15. As far as Exh.106 is concerned, it is the photocopy of accounts maintaining on some plain paper. The defendant’s witness admitted that the handwriting on Exh.106 is that of his son. However, the defendant did not admit the contents of Exh. 106 as a true and correct account. A mere admission of handwriting does not amount to an admission of the document as a correct account. Further, Exh. 106 being a photocopy, the plaintiff was required to direct the defendant to produce the original and to lay preliminary evidence before relying upon it. In the absence of the original and without examination and proving of the contents, Exh. 106 cannot be relied upon to prove the outstanding amount. It is settled position of law that mere exhibiting the documents would not prove content of the document.

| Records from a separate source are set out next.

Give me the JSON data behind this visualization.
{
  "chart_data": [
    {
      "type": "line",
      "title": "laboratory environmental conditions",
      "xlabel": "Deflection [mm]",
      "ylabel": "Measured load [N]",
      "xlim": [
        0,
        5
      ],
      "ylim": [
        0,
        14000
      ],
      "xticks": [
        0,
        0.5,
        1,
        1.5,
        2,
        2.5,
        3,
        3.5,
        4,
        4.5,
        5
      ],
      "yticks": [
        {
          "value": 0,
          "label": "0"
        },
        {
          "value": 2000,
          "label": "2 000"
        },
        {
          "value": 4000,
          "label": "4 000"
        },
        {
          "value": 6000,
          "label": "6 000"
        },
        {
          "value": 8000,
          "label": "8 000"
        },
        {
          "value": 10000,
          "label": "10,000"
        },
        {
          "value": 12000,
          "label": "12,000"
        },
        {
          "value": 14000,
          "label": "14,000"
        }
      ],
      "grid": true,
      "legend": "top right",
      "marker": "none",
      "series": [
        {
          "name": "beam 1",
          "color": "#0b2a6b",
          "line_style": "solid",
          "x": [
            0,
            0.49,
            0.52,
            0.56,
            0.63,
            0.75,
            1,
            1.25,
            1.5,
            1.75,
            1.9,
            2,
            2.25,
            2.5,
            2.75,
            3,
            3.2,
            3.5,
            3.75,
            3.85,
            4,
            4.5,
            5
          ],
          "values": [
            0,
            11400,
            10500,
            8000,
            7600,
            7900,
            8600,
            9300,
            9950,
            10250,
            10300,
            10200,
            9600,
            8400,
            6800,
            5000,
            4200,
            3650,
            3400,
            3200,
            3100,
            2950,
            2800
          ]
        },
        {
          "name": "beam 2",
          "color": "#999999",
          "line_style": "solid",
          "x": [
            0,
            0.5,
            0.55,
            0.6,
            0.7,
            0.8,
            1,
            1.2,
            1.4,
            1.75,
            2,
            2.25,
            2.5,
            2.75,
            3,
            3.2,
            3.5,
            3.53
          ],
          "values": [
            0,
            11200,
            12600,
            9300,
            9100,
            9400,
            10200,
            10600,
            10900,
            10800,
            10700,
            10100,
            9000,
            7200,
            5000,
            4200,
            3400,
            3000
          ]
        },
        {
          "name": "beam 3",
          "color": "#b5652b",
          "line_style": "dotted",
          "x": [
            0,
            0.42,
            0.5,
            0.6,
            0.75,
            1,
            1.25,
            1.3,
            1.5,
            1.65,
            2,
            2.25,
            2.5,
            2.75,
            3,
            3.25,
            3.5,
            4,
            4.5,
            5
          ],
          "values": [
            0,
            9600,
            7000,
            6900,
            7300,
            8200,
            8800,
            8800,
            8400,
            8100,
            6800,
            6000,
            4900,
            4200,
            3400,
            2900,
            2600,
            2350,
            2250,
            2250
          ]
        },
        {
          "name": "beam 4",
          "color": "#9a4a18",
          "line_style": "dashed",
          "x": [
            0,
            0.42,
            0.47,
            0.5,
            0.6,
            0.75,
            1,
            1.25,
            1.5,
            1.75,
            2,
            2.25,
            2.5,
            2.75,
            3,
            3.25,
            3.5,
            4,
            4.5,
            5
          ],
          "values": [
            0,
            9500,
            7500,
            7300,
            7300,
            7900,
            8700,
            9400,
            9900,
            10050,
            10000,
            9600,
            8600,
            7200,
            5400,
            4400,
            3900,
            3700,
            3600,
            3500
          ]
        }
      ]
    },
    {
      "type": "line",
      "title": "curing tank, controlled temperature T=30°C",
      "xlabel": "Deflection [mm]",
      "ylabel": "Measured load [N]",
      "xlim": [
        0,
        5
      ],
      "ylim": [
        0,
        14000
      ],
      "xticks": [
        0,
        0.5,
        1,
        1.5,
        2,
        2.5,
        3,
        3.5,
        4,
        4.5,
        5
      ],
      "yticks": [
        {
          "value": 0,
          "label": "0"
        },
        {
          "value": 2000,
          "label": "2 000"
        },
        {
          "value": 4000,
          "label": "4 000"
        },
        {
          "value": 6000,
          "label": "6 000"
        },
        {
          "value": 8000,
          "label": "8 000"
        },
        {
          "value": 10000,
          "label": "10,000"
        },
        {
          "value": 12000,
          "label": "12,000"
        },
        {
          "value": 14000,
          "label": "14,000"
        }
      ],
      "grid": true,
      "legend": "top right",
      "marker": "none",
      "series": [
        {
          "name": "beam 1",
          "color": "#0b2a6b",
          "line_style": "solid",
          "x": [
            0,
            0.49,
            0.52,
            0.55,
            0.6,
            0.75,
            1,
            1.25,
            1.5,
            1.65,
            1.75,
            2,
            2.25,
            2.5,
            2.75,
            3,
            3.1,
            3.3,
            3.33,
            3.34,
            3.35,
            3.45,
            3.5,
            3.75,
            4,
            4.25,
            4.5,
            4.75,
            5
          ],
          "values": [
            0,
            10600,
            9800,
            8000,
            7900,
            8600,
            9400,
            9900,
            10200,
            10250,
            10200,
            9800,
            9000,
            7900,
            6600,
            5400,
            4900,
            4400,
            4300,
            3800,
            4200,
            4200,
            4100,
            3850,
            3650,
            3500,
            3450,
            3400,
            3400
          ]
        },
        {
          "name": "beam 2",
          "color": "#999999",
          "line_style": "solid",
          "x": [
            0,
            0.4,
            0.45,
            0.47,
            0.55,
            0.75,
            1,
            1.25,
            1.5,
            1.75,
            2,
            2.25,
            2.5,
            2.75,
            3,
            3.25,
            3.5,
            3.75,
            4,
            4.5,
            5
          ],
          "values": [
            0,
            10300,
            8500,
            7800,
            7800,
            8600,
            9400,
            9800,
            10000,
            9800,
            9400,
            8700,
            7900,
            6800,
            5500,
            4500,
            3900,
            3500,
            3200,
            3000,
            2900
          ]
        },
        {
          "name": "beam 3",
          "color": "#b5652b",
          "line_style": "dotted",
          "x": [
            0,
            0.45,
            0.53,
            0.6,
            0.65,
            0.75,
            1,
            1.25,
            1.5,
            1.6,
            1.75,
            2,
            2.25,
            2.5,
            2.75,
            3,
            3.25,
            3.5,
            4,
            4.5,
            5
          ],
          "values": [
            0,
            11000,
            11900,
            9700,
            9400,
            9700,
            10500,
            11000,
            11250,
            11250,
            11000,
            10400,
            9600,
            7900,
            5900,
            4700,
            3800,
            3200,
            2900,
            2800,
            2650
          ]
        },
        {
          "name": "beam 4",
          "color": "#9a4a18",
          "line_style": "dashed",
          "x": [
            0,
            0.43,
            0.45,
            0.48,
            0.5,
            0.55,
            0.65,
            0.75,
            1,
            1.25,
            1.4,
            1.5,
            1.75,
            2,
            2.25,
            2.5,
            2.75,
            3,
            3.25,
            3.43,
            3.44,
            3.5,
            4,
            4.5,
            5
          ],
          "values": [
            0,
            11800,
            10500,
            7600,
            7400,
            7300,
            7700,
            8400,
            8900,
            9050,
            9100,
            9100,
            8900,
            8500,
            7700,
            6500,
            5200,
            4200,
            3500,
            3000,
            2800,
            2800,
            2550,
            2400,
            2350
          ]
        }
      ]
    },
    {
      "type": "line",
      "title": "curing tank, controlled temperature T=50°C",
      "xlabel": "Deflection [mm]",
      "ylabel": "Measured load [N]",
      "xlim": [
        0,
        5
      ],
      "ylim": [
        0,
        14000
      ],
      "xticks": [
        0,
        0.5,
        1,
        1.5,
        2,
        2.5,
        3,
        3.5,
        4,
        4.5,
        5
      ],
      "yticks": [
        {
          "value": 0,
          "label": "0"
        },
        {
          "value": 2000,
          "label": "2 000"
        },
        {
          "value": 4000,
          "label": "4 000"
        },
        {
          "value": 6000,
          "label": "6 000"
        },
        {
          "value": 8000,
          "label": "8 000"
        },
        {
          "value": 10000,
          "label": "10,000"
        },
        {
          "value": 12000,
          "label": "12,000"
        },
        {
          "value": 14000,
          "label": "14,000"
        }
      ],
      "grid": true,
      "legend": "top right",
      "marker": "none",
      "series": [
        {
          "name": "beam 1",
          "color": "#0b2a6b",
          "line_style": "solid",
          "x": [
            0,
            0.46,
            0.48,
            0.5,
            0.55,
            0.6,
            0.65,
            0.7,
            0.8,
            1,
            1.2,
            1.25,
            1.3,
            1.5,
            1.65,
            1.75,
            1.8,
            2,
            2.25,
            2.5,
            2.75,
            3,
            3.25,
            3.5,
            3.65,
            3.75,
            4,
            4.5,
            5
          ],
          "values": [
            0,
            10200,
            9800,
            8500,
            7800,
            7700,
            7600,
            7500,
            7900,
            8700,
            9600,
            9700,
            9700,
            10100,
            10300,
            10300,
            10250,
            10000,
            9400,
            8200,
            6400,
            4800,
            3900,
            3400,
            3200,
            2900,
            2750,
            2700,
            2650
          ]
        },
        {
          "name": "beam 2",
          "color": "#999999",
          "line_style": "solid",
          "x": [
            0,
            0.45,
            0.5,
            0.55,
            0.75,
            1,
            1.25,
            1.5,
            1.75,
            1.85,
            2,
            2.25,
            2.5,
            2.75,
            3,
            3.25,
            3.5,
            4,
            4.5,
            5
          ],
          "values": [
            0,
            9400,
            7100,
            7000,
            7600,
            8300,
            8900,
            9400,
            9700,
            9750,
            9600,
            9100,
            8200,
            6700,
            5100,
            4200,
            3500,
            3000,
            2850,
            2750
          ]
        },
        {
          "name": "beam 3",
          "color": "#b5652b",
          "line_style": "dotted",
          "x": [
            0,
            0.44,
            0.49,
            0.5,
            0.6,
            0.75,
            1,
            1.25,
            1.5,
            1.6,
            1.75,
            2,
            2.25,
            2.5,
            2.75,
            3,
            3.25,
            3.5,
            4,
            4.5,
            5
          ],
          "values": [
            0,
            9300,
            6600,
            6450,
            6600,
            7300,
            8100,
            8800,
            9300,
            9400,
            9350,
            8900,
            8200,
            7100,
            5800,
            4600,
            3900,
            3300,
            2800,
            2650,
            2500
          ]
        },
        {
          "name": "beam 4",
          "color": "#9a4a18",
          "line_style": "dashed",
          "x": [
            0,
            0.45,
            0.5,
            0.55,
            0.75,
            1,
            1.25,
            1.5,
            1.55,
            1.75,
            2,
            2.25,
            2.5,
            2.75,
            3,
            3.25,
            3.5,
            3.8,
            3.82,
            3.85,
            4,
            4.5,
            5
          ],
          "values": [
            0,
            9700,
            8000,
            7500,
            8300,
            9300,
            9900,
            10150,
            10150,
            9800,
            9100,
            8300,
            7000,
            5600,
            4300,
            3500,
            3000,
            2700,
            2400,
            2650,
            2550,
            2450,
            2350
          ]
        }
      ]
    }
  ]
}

16. In Alumal Tahelram Versus Mehthram Basarmal, 1968 GLR 1078, this Court even did not consider the entries in books of account as sufficient to pass decree. Para 4 thereof reads as under:-
“4. The net result of the reading of sec. 34 of the Indian Evidence Act together with various authorities referred to here above is that the entries from the hooks of account regularly kept In the course of business before they can be acted upon for holding a person liable thereunder must get some corroborative evidence from other sources. It may be either oral evidence of the plaintiff or of the person who wrote accounts. It may again also be from other documents such as vouchers receipts etc. in respect of the transactions that took place between the parties. But more determining factor should be the circumstances surrounding the accounts maintained by the plaintiff if they satisfy the Court about the correctness of those entries and statements made in such books of account and they can well serve as a corroborative piece of evidence required under sec. 34 of the Act as it may happen that evidence by way of vouchers receipts etc. may not be there and the oral evidence may not be available of the person who actually entered into that transaction. After all what would amount to any such evidence sufficient to corroborate the entries and statements in the account books would depend upon the facts of each case and there can be no hard and fast rule saying that particular type of evidence such as oral-direct evidence or of other documentary evidence is necessarily required.”
17. The above finding applies squarely to the present case. The plaintiff raised multiple claims under various heads but failed to produce account books, vouchers, or other corroborative evidence. The attempt to rely on Exh.106, which is photocopies of the contents of which were not admitted by the defendant, does not cure this deficiency or help the plaintiff to substantiate his claim.
18. In view of the above, this Court finds no substance in the present first appeal. Accordingly, the first appeal stands dismissed.
19. Registry is directed to return back the R & P, if any, to the concerned Court forthwith.